Dynamics reconstruction and classification via Koopman features.

Knowledge discovery and information extraction of large and complex datasets has attracted great attention in wide-ranging areas from statistics and biology to medicine. Tools from machine learning, data mining, and neurocomputing have been extensively explored and utilized to accomplish such compelling data analytics tasks. However, for time-series data presenting active dynamic characteristics, many of the state-of-the-art techniques may not perform well in capturing the inherited temporal structures in these data. In this paper, integrating the Koopman operator and linear dynamical systems theory with support vector machines, we develop an ovel dynamic data mining framework to construct low-dimensional linear models that approximate the nonlinear flow of high-dimensional time-series data generated by unknown nonlinear dynamical systems. This framework then immediately enables pattern recognition, e.g., classification, of complex time-series data to distinguish their dynamic behaviors by using the trajectories generated by the reduced linear systems.
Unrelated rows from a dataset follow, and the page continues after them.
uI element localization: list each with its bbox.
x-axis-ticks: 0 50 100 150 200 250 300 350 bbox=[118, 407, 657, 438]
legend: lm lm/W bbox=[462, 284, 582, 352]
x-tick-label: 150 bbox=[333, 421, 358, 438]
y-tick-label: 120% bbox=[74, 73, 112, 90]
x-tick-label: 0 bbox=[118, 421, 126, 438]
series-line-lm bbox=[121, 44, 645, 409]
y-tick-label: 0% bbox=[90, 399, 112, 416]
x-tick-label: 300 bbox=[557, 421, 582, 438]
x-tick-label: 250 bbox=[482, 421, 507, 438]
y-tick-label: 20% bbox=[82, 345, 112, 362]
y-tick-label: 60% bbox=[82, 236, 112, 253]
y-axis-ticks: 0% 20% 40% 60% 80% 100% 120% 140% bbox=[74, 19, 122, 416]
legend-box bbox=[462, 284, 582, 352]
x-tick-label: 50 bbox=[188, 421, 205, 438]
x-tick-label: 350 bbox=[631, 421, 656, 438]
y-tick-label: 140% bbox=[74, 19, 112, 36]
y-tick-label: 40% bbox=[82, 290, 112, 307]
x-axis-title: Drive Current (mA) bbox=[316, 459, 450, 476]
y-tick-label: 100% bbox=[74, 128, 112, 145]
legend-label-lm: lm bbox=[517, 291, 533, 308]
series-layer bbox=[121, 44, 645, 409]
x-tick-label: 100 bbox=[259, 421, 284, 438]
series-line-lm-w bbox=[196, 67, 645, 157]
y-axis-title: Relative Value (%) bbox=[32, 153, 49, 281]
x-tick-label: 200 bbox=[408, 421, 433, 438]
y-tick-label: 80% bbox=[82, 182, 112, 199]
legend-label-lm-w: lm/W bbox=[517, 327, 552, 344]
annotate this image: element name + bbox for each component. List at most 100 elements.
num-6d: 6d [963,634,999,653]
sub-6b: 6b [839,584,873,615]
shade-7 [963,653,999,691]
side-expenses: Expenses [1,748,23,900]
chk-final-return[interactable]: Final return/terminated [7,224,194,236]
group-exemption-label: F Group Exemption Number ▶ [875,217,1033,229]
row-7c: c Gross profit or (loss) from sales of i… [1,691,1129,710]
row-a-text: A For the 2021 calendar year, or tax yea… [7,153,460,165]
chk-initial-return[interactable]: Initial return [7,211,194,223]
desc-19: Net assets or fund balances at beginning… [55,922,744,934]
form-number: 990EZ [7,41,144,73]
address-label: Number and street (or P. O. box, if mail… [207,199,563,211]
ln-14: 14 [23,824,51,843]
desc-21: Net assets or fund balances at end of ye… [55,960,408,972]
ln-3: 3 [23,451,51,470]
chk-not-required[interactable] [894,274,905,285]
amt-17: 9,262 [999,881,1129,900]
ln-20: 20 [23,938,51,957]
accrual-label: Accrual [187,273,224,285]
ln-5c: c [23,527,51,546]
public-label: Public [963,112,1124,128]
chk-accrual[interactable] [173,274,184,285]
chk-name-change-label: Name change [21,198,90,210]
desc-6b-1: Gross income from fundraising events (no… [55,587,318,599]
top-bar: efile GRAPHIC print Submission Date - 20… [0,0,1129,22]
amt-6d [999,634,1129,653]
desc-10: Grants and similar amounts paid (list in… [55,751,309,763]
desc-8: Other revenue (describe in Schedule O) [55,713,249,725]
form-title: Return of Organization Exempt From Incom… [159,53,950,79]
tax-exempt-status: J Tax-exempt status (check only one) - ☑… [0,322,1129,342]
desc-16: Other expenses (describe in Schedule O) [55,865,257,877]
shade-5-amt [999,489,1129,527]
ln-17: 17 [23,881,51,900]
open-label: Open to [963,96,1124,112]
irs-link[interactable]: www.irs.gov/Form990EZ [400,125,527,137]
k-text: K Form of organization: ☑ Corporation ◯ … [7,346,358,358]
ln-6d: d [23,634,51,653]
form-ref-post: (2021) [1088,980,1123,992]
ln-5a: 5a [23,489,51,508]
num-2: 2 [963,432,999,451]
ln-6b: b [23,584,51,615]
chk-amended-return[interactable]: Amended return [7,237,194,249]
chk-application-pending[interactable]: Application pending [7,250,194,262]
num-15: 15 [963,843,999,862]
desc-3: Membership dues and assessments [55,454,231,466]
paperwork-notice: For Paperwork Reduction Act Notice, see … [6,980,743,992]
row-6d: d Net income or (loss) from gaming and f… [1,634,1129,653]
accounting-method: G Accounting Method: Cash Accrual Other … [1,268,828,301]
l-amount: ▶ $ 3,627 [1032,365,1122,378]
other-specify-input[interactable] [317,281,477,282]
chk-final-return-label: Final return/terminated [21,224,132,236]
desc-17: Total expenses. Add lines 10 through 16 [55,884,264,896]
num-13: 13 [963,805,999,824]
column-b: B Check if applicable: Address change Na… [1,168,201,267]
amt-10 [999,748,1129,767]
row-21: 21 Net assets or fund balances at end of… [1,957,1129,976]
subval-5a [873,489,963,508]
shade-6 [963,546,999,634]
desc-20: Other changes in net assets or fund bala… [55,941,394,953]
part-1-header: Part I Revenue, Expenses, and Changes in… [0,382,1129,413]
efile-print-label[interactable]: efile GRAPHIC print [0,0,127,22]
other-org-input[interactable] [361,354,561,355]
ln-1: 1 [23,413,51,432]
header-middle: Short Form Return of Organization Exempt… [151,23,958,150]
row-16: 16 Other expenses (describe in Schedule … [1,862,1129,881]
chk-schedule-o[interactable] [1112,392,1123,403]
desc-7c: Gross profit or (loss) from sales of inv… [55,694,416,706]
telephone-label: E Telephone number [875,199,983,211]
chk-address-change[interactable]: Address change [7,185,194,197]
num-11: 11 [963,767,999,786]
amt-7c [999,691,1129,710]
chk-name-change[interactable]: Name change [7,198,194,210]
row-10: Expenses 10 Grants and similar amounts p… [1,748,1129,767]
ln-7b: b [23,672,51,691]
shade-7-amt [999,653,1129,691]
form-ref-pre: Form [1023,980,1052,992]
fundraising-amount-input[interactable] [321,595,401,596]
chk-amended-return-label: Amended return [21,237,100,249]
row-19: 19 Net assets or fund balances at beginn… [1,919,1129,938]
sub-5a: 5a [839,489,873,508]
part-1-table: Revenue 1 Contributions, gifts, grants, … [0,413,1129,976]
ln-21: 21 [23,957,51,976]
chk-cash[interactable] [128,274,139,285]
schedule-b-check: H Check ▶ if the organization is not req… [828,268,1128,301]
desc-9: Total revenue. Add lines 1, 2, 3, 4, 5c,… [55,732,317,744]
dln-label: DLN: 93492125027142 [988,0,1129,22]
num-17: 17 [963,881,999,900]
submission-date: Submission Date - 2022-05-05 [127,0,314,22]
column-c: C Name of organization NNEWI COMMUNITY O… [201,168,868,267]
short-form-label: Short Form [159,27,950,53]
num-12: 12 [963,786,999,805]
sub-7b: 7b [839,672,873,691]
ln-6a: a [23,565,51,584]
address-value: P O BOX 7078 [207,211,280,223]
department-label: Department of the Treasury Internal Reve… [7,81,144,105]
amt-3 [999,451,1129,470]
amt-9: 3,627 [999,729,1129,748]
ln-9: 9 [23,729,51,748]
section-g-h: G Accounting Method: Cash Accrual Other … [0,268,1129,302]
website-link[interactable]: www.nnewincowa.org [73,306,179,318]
Moreover, we demonstrate the applicability and efficiency of this framework through the problems of time-series classification in bioinformatics and healthcare, including cognitive classification and seizure detection with fMRI and EEG data, respectively. The developed Koopman dynamic learning framework then lays a solid foundation for effective dynamic data mining and promises a mathematically justified method for extracting the dynamics and significant temporal structures of nonlinear dynamical systems.